The Morning Brief: Why Investors are Fleeing Funds of Funds

When Anthony Scaramucci unloaded a majority stake in his funds of funds business, SkyBridge Capital, he made it clear he did so to remove possible conflicts of interest now that he is joining the Trump administration. However, the timing was pretty convenient too. On Wednesday we were reminded that the struggling funds-of-funds business is in decline. Preqin reported that its benchmark hedge fund index enjoyed a 7.40 percent return in 2016, which Preqin declared the best performance year for the industry since 2013.

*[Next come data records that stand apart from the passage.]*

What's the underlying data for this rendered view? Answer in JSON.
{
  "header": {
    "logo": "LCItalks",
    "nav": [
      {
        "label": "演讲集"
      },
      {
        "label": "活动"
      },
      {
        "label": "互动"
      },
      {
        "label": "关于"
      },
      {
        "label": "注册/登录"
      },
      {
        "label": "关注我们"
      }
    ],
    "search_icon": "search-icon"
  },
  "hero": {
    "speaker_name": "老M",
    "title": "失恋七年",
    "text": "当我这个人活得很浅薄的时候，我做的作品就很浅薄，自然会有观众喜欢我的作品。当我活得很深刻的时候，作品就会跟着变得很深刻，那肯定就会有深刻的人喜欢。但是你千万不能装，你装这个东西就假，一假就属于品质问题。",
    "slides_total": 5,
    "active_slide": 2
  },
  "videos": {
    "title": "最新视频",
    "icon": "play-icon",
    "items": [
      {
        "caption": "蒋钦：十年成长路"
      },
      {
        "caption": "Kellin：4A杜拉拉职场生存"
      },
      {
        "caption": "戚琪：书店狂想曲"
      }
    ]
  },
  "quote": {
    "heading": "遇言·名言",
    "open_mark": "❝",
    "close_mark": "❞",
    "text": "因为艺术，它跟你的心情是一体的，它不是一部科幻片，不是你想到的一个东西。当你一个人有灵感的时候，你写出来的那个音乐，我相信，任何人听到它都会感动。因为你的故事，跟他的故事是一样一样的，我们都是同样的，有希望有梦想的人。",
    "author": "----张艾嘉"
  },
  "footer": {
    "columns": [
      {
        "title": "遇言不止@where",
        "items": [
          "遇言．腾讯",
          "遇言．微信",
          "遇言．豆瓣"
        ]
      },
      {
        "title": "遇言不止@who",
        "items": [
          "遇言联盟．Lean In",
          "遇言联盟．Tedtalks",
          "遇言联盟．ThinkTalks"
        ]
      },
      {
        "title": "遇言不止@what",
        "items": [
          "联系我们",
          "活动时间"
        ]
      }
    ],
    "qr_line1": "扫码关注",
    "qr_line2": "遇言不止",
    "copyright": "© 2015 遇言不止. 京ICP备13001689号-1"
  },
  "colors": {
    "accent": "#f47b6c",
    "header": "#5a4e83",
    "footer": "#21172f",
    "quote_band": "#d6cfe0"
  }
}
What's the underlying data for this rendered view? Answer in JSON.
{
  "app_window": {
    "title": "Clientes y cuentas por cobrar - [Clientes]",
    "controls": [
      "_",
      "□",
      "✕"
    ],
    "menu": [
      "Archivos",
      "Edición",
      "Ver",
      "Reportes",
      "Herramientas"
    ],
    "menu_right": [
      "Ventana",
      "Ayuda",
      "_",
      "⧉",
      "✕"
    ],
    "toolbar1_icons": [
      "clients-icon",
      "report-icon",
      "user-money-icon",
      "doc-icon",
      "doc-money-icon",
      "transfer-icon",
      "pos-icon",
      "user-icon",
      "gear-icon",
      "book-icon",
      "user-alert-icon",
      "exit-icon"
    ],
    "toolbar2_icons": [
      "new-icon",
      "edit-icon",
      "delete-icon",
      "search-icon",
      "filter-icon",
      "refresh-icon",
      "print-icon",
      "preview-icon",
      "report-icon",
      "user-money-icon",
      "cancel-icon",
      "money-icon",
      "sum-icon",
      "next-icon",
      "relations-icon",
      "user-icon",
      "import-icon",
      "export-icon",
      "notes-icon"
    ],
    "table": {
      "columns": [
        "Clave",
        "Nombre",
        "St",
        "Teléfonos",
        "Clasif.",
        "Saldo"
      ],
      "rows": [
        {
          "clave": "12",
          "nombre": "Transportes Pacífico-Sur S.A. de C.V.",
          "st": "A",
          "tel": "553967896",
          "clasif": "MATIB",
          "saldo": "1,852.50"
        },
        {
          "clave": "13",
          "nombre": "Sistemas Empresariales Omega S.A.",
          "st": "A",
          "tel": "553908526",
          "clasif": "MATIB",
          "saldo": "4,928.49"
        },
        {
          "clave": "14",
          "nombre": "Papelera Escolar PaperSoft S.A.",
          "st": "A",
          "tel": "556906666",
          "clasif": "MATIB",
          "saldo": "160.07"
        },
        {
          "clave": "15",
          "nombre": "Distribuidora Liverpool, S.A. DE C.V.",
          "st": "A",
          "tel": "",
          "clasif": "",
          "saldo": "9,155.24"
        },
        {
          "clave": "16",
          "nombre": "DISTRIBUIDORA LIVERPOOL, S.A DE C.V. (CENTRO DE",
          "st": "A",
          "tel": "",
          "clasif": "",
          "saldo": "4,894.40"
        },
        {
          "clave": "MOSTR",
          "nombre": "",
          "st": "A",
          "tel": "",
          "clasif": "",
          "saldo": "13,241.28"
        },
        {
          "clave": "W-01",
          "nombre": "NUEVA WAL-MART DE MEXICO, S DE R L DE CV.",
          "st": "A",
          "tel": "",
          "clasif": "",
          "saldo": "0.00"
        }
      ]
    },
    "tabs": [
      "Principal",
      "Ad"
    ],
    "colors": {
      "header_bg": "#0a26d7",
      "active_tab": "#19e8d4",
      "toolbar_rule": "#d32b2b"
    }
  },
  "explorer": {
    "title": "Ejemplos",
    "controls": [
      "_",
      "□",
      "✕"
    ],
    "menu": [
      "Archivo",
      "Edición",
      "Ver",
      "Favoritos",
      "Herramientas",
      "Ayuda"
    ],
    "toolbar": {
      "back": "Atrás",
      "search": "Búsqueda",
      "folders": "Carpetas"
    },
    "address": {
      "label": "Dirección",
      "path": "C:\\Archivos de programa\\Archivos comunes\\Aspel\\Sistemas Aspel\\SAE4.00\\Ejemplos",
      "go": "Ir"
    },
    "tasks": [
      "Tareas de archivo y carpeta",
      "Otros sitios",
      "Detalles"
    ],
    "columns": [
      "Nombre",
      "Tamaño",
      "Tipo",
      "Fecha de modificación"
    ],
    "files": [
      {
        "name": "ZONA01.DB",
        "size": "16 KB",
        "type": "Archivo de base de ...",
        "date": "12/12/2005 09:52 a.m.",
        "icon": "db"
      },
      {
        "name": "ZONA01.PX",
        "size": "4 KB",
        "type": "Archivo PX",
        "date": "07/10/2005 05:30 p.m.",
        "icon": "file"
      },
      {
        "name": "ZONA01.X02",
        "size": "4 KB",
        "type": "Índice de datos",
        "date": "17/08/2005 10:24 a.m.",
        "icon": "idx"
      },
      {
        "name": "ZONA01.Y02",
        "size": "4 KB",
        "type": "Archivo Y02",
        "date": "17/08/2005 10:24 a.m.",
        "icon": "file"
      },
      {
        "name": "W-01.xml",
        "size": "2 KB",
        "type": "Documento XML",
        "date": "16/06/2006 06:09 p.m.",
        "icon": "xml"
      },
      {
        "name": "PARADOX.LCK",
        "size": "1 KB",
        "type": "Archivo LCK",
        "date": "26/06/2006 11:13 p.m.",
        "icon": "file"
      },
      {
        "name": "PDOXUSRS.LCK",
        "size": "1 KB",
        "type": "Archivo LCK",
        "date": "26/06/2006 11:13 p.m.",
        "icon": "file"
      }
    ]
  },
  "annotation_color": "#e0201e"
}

The average fund of funds, on the other hand, lost 0.25 percent last year, the worst performance since 2011, when the average fund of fund lost 3.98 percent. The three-year annualized gain for funds of funds amounted to a paltry 1.58 percent, while the five-year annualized gain was just 4.35 percent. Small wonder that the number of funds of funds is shrinking. HFR recently report there were 1,577 as of the end of the third quarter of 2016, down from 1,657 at the end of 2015 and about 36 percent fewer than the peak of 2,462 in 2007.

___

Bridgewater Associates founder Ray Dalio says populism is the biggest threat to the European Union. In an interview with CNBC, the head of the world’s largest hedge fund firm points to the successful Brexit vote, Donald Trump’s election as president of the United States and a failed referendum in Italy as examples of the growth of populism and its influence. “If you look at Europe as a whole and you’re going to say what is the greatest threat to the European Union? It’s not the debt crisis. It’s not central bank policy. It is the movement of populism,” Dalio said in the interview.

___

Hound Partners disclosed it owned 937,170 shares of SPS Commerce as of January 4. This works out to 5.5 percent of the provider of cloud-based supply chain management software.

Sponsored

___

Retired hedge fund honcho Tom Steyer promises to fight Donald Trump when he officially becomes president. The billionaire founder of Farallon Capital Management-cum-environmentalist, who spent at least $87 million on the 2016 election, plans to lobby Trump not to cut back on environmental regulations.

“If you ask me can I put a limit on how much I value the health, the safety, the employment and the civil liberties of Americans, there’s no limit to what I think that’s worth,” Steyer told Bloomberg. Most of his political spending is reportedly made through a number of groups called NextGen Climate.

Steyer is also working hard at opposing Trump’s cabinet selections. “We don’t know how much of their campaign rhetoric they’re going to try to put into action,” said Steyer. “But this is the most broad-based and dangerous attack on American values certainly that I have ever experienced in my lifetime and much more than I have ever imagined would happen while I’m alive.”

Steyer said he became very concerned about Trump’s selection of Rex Tillerson, the former chief executive of Exxon Mobil Corp., as secretary of state, and Scott Pruitt to head the Environmental Protection Agency.